In section 2 "Memristors and Memristive Elements", an overview over the history and motivation of the memristor is given. Both charge-controlled and flux-controlled memristors are defined, which seems to be the most common types of memristors. Their relevance is explain as "the memristor represents a passive and non-volatile memory element which is capable of computation due to the fast switching times of its internal state variable(s)."

Di Ventra then appears on the stage: "Di Ventra et al. [9] extended the concept of memristive systems to include capacitors and inductors with memory effects, known as memcapacitors and meminductors. ... Collectively, these elements with memory effects are known as “memelements”." and presents possible applications: "Using these elements (in particular, the memristor), Di Ventra, et al [11] describes a new, massively parallel approach to solving mazes."

In section 3 "The Memcomputing Concept", an overview of the memcomputing concept and properties of memcomputing machines is given. It contrasts that concept to the von Neumann computer architecture, where a central processing unit separate from its memory introduces a potential bottleneck. It is explained that: "A memcomputing machine is composed of a network of memprocessors, otherwise known as the compu- tational memory, which is signaled by a control unit, ..."

"..., which is responsible for specifying the input to the machine. The control unit does not perform any computation itself, thereby eliminating the need to bus information between itself and the memory." After the computation, the control unit has an additional responsibility: "The output of the machine can be read from the nodes of the network of memprocessors at the end of the machine’s computation."

It goes on to "... discuss the three main properties that these machines are said to possess." Those are "intrinsic parallelism", "functional polymorphism", and "information overhead". They are explained as: "Intrinsic parallelism refers to the feature in which all memprocessors operate simultaneously and collectively during the machine’s computation."

"Functional polymorphism is the idea that a memcomputing machine’s computational memory can be re-purposed to compute different functions without modifying its underlying topology." and "Information overhead allegedly allows the machine to store and compress more than a linear amount of data as a function of the number of memprocessors in the network, because of the physical coupling of the individual elements."

Both section 2 and section 3 are written using the authors (i.e. Daniel Saunders) own words, and are easy to read and understand. The author tries hard not to judge the concepts he describes, even so he sometimes distances himself a bit from the descriptions. Overall, those first 4 pages of the survey can be recommended to anyone who wants to learn about memcomputing without spending much time. And even those who want to spend more time can benefit from this initial summary.

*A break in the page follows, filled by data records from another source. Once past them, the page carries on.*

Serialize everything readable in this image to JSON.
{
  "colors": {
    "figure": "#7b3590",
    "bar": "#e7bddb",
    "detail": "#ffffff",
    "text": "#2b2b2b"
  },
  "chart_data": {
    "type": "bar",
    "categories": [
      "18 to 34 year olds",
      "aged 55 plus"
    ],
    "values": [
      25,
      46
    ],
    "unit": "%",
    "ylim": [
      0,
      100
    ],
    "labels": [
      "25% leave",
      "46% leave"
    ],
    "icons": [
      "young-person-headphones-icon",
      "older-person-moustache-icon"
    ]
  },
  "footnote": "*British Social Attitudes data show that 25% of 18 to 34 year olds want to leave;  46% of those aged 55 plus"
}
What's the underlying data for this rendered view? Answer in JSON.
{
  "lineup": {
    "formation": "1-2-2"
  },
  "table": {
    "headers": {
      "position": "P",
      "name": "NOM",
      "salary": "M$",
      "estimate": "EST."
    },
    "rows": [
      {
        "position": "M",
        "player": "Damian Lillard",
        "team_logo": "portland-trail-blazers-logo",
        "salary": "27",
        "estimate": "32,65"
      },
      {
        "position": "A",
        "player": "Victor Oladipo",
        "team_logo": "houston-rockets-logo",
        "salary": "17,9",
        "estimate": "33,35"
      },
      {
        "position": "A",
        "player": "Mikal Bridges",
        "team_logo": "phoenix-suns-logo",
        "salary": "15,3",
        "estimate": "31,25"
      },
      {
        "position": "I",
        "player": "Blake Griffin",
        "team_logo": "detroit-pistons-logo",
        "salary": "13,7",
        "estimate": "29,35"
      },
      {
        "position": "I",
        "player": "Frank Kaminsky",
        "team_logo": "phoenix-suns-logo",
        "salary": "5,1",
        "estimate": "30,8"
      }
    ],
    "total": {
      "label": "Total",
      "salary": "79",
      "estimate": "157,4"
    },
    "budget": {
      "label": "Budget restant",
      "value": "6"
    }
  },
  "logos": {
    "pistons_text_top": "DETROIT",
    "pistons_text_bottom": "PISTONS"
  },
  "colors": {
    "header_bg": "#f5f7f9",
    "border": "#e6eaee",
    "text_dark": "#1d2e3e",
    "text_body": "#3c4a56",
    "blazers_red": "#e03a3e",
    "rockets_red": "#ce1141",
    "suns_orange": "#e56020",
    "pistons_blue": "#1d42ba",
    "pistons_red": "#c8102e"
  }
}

Let me do some of the judging which Daniel Saunders avoided in those first 4 pages. I didn't heard before about [1103.0021] Solving mazes with memristors: a massively-parallel approach - arXiv by Yuriy V. Pershin, and Massimiliano Di Ventra

It is a sweet and short paper of only 6 pages. The algorithm is well explained, and basically works. Even the analysis of its runtime is initially correct, before the authors decide to intentionally bring forward an obviously invalid argument for why it only their algorithm only needs a single step: "Since with an appropriate choice of voltage/current magnitude the switching time of all the memristors along the solution path is on the order of the switching time of a single memristor, ..."

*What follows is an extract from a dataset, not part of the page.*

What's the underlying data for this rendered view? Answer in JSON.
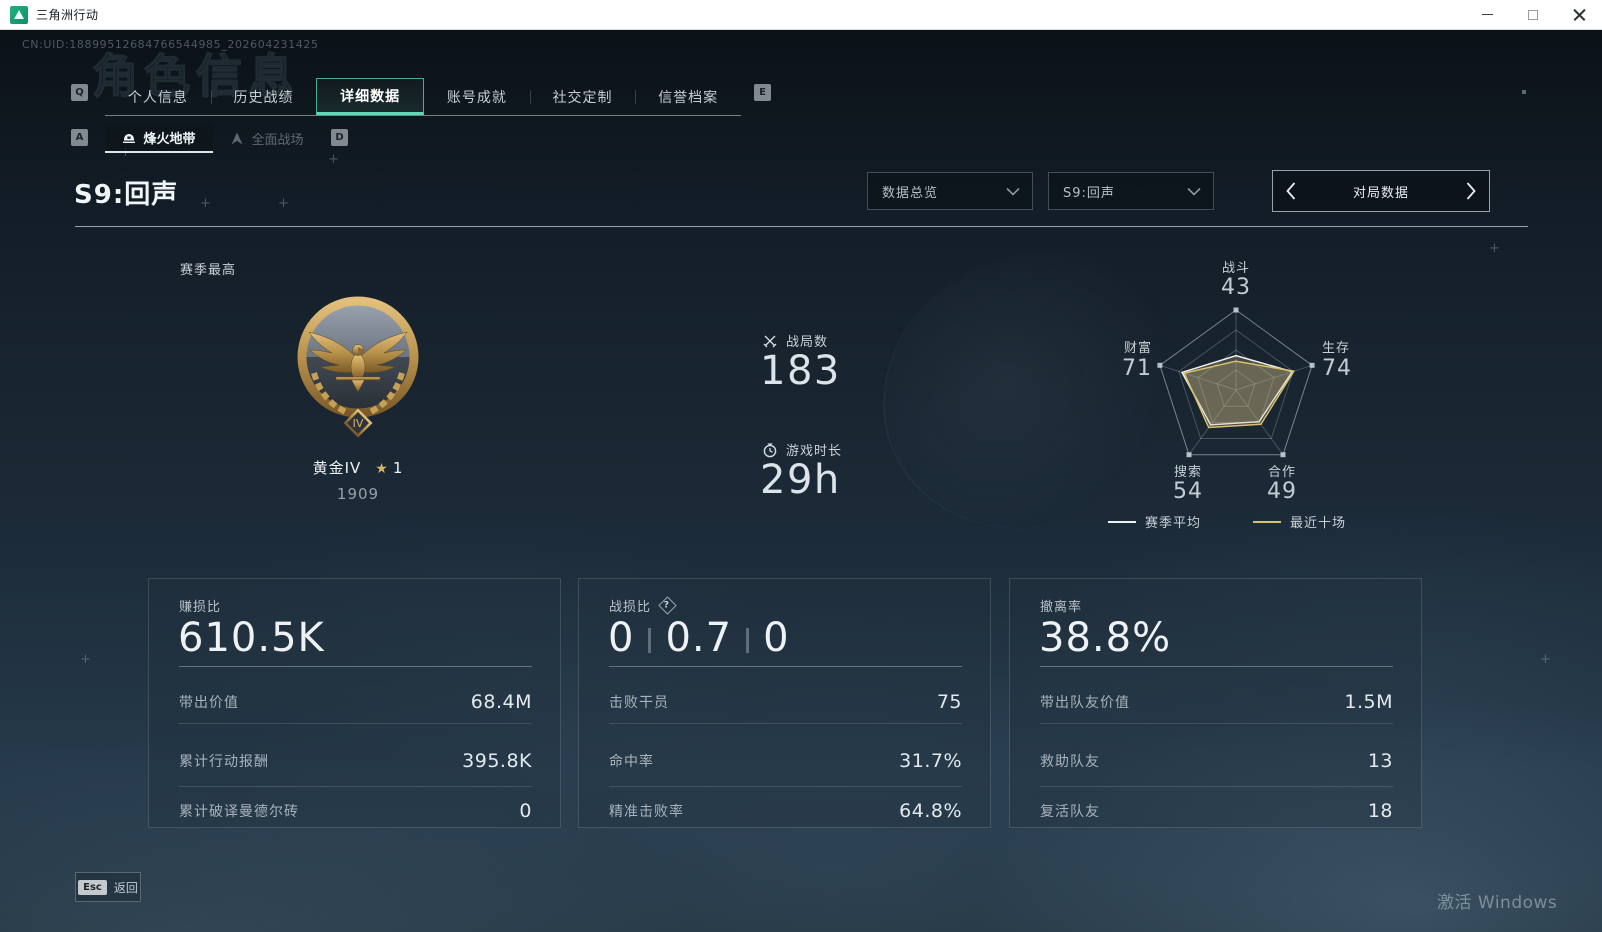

... about why the authors put forward such an obviously flawed argument. In my own opinion, the purpose of the argument is to justify extraordinary claims "Most importantly, unlike existing approaches, the memristor processor requires only one step to find the maze solution." and "However, we would like to emphasize once more that the hardware implementation of the memristive processor requires a single computational step, and thus outperforms all existing maze solving algorithms."

Maybe I should shortly explain why their algorithm obviously takes time proportional to the length of the path through the maze: Only every other memristor switches, so the total resistance of the path is proportional to its length, and the switching time of the given memristor model is proportional to the current flowing though the memristor.

A similar strategy can also be observed in the later "Universal Memcomputing Machines" paper. The authors first describe why separating the frequencies would require exponential time, and the introduce a narrow bandpass filter to avoid that problem, without ever discussing the question how long that bandpass filter will take to separate the frequencies. Instead, they cite noise as the main reason why their solution approach is not scalable in physical practice.

Those exponential small amplitudes might indeed be another problem of that specific approach, but that feels more forgivable to me in a certain sense. The slight of hand with the bandpass filter on the other hand feels like intentional cheating and misdirection, just for claiming that their algorithm only needs a single step.